Data Engineer
Summary
Build and maintain scalable data pipelines and ETL/ELT processes using Python, SQL, and cloud platforms (AWS/Azure) to support analytics and AI-driven products.
About the Company:
Khonology is a digital services company focused on software development, Application Support, data analytics and engineering.
We are looking for a skilled Data Engineer to join our team. The ideal candidate will have a strong background in Python, AWS/Azure Cloud technologies, data pipeline management, ETL and ELT principles. You will be responsible for designing, building, and maintaining scalable and robust data systems to support our data-driven initiatives and productionizing data related systems.
Core Responsibilities and Competencies:
- Programming: Write efficient and maintainable code in Python and SQL.
- Data Pipeline Management: Design, develop, and maintain data pipelines to ensure smooth data flow from various sources to the data warehouse.
- Production Systems: Apply best practices in production systems management to ensure reliability and scalability.

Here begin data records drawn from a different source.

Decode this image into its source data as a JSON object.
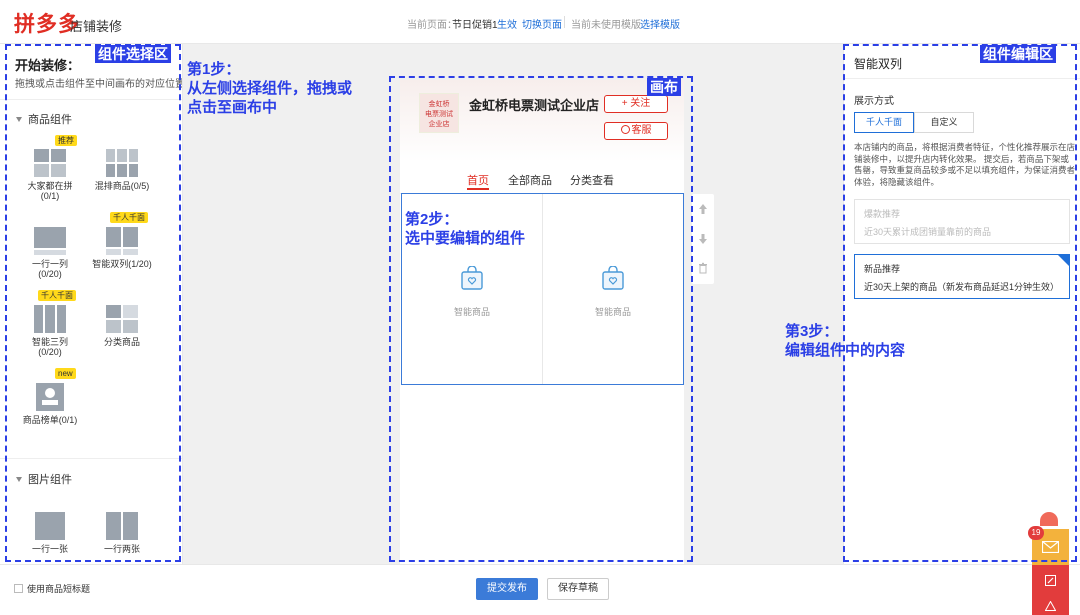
{
  "header": {
    "logo": "拼多多",
    "subtitle": "店铺装修",
    "current_page_label": "当前页面：",
    "current_page_name": "节日促销1",
    "status": "生效",
    "switch_page": "切换页面",
    "template_label": "当前未使用模版",
    "choose_template": "选择模版"
  },
  "left_panel": {
    "title": "开始装修：",
    "hint": "拖拽或点击组件至中间画布的对应位置",
    "sections": [
      {
        "title": "商品组件"
      },
      {
        "title": "图片组件"
      }
    ],
    "components": [
      {
        "label": "大家都在拼\n(0/1)",
        "badge": "推荐",
        "icon": "grid-2x2-icon"
      },
      {
        "label": "混排商品(0/5)",
        "badge": "",
        "icon": "mixed-grid-icon"
      },
      {
        "label": "一行一列\n(0/20)",
        "badge": "",
        "icon": "single-column-icon"
      },
      {
        "label": "智能双列(1/20)",
        "badge": "千人千面",
        "icon": "two-column-icon"
      },
      {
        "label": "智能三列\n(0/20)",
        "badge": "千人千面",
        "icon": "three-column-icon"
      },
      {
        "label": "分类商品",
        "badge": "",
        "icon": "category-icon"
      },
      {
        "label": "商品榜单(0/1)",
        "badge": "new",
        "icon": "ranking-icon"
      },
      {
        "label": "一行一张",
        "badge": "",
        "icon": "single-image-icon"
      },
      {
        "label": "一行两张",
        "badge": "",
        "icon": "double-image-icon"
      }
    ]
  },
  "preview": {
    "shop_logo_text": "金虹桥\n电票测试\n企业店",
    "shop_name": "金虹桥电票测试企业店",
    "follow_button": "+ 关注",
    "service_button": "客服",
    "tabs": [
      "首页",
      "全部商品",
      "分类查看"
    ],
    "product_label": "智能商品"
  },
  "right_panel": {
    "title": "智能双列",
    "display_label": "展示方式",
    "modes": [
      "千人千面",
      "自定义"
    ],
    "description": "本店铺内的商品，将根据消费者特征，个性化推荐展示在店铺装修中，以提升店内转化效果。 提交后，若商品下架或售罄，导致重复商品较多或不足以填充组件，为保证消费者体验，将隐藏该组件。",
    "options": [
      {
        "title": "爆款推荐",
        "desc": "近30天累计成团销量靠前的商品"
      },
      {
        "title": "新品推荐",
        "desc": "近30天上架的商品（新发布商品延迟1分钟生效）"
      }
    ]
  },
  "annotations": {
    "left_tag": "组件选择区",
    "canvas_tag": "画布",
    "right_tag": "组件编辑区",
    "step1": "第1步：\n从左侧选择组件，拖拽或\n点击至画布中",
    "step2": "第2步：\n选中要编辑的组件",
    "step3": "第3步：\n编辑组件中的内容"
  },
  "footer": {
    "checkbox_label": "使用商品短标题",
    "publish": "提交发布",
    "save_draft": "保存草稿"
  },
  "widget": {
    "badge_count": "19"
  },
  "colors": {
    "brand_red": "#e02e24",
    "link_blue": "#1f6fd8",
    "annotation_blue": "#2b3fe6",
    "primary_button": "#3b7bd8"
  }
}
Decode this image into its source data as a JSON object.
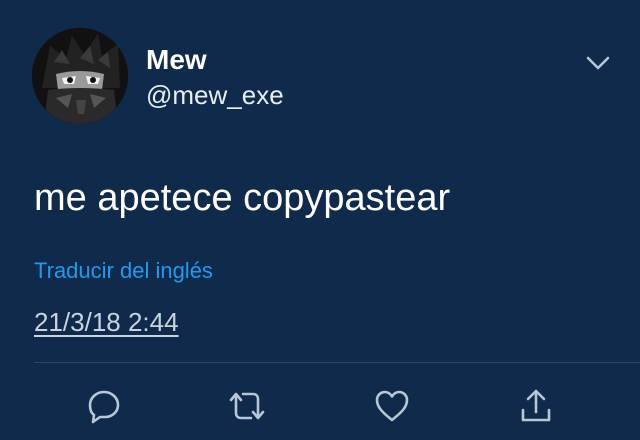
{
  "author": {
    "name": "Mew",
    "handle": "@mew_exe"
  },
  "tweet": {
    "text": "me apetece copypastear",
    "translate_link": "Traducir del inglés",
    "timestamp": "21/3/18 2:44"
  },
  "icons": {
    "more": "chevron-down-icon",
    "reply": "reply-icon",
    "retweet": "retweet-icon",
    "like": "heart-icon",
    "share": "share-icon"
  },
  "colors": {
    "background": "#0f2a4a",
    "link": "#1d9bf0",
    "icon": "#b9c6d3"
  }
}
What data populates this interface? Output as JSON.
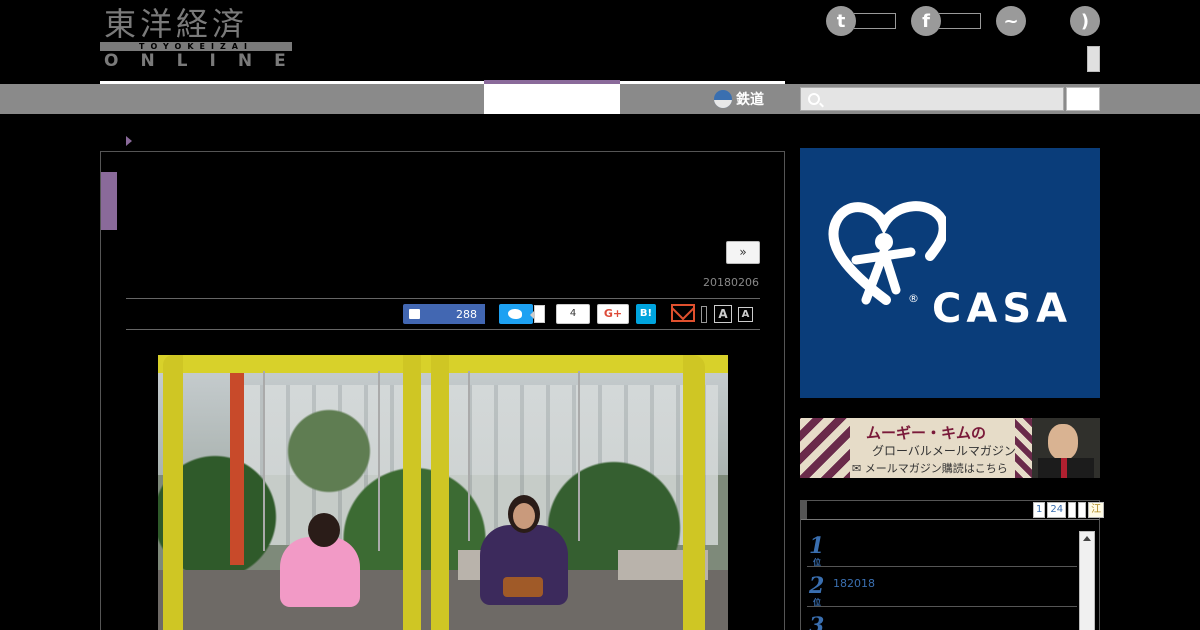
{
  "header": {
    "logo_kanji": "東洋経済",
    "logo_romaji": "TOYOKEIZAI",
    "logo_online": "ONLINE"
  },
  "nav": {
    "rail_label": "鉄道",
    "search_placeholder": ""
  },
  "article": {
    "next_label": "»",
    "date": "20180206",
    "share": {
      "facebook_count": "288",
      "hatena_count": "4",
      "gplus_label": "G+",
      "hatena_label": "B!",
      "font_large": "A",
      "font_small": "A"
    }
  },
  "sidebar": {
    "ad_casa": {
      "brand": "CASA",
      "reg": "®"
    },
    "ad_mag": {
      "title": "ムーギー・キムの",
      "subtitle": "グローバルメールマガジン",
      "cta": "メールマガジン購読はこちら"
    },
    "ranking": {
      "pages": [
        "1",
        "24",
        "",
        "",
        "江"
      ],
      "items": [
        {
          "rank": "1",
          "unit": "位",
          "text": ""
        },
        {
          "rank": "2",
          "unit": "位",
          "text": "182018"
        },
        {
          "rank": "3",
          "unit": "",
          "text": ""
        }
      ]
    }
  },
  "colors": {
    "accent_purple": "#8a6a9a",
    "nav_gray": "#8a8a8a",
    "casa_blue": "#0a3d7a",
    "link_blue": "#3a6fb0"
  }
}
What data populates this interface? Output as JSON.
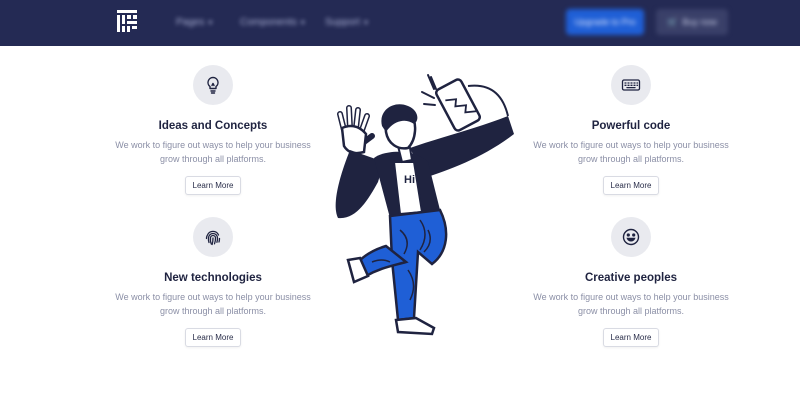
{
  "navbar": {
    "menu": [
      {
        "label": "Pages"
      },
      {
        "label": "Components"
      },
      {
        "label": "Support"
      }
    ],
    "primary_button": "Upgrade to Pro",
    "secondary_button": "Buy now"
  },
  "features": [
    {
      "icon": "lightbulb-icon",
      "title": "Ideas and Concepts",
      "desc_line1": "We work to figure out ways to help your business",
      "desc_line2": "grow through all platforms.",
      "button": "Learn More"
    },
    {
      "icon": "fingerprint-icon",
      "title": "New technologies",
      "desc_line1": "We work to figure out ways to help your business",
      "desc_line2": "grow through all platforms.",
      "button": "Learn More"
    },
    {
      "icon": "keyboard-icon",
      "title": "Powerful code",
      "desc_line1": "We work to figure out ways to help your business",
      "desc_line2": "grow through all platforms.",
      "button": "Learn More"
    },
    {
      "icon": "smiley-icon",
      "title": "Creative peoples",
      "desc_line1": "We work to figure out ways to help your business",
      "desc_line2": "grow through all platforms.",
      "button": "Learn More"
    }
  ],
  "illustration": {
    "shirt_text": "Hi"
  },
  "colors": {
    "navbar_bg": "#242a54",
    "primary_button": "#1f5fd6",
    "ink": "#1f2340",
    "accent_blue": "#1f5fd6",
    "icon_circle": "#e9eaef"
  }
}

- ETL and ELT Processes: Implement and optimize ETL (Extract, Transform, Load) and ELT (Extract, Load, Transform) processes to ensure data is correctly ingested, transformed, and loaded.
- Data API Integration: Develop and maintain data APIs to facilitate seamless data access and integration with other systems.
- Database Management: Manage and optimize relational databases to ensure high performance and reliability.
- Data Modeling: Design and implement data models to support data product and machine learning needs.
- Query Optimization: Ensure that queries are always optimized for performance to enhance system efficiency.
Our current tech stack:
The ideal candidate should be familiar with our current tech stack:
- Cloud Platforms: AWS, Microsoft Azure
- Main Programming language: Python, SQL (Domain-Specific Language)
- Code Repositories: BitBucket, GitHub, CodeCommit
- Deployment frameworks: Bamboo, Octopus Deploy, Codebuild and CodeDeploy
- Experience working with AI, Machine Learning, Generative AI, or data platforms that enable AI-driven products will be highly advantageous.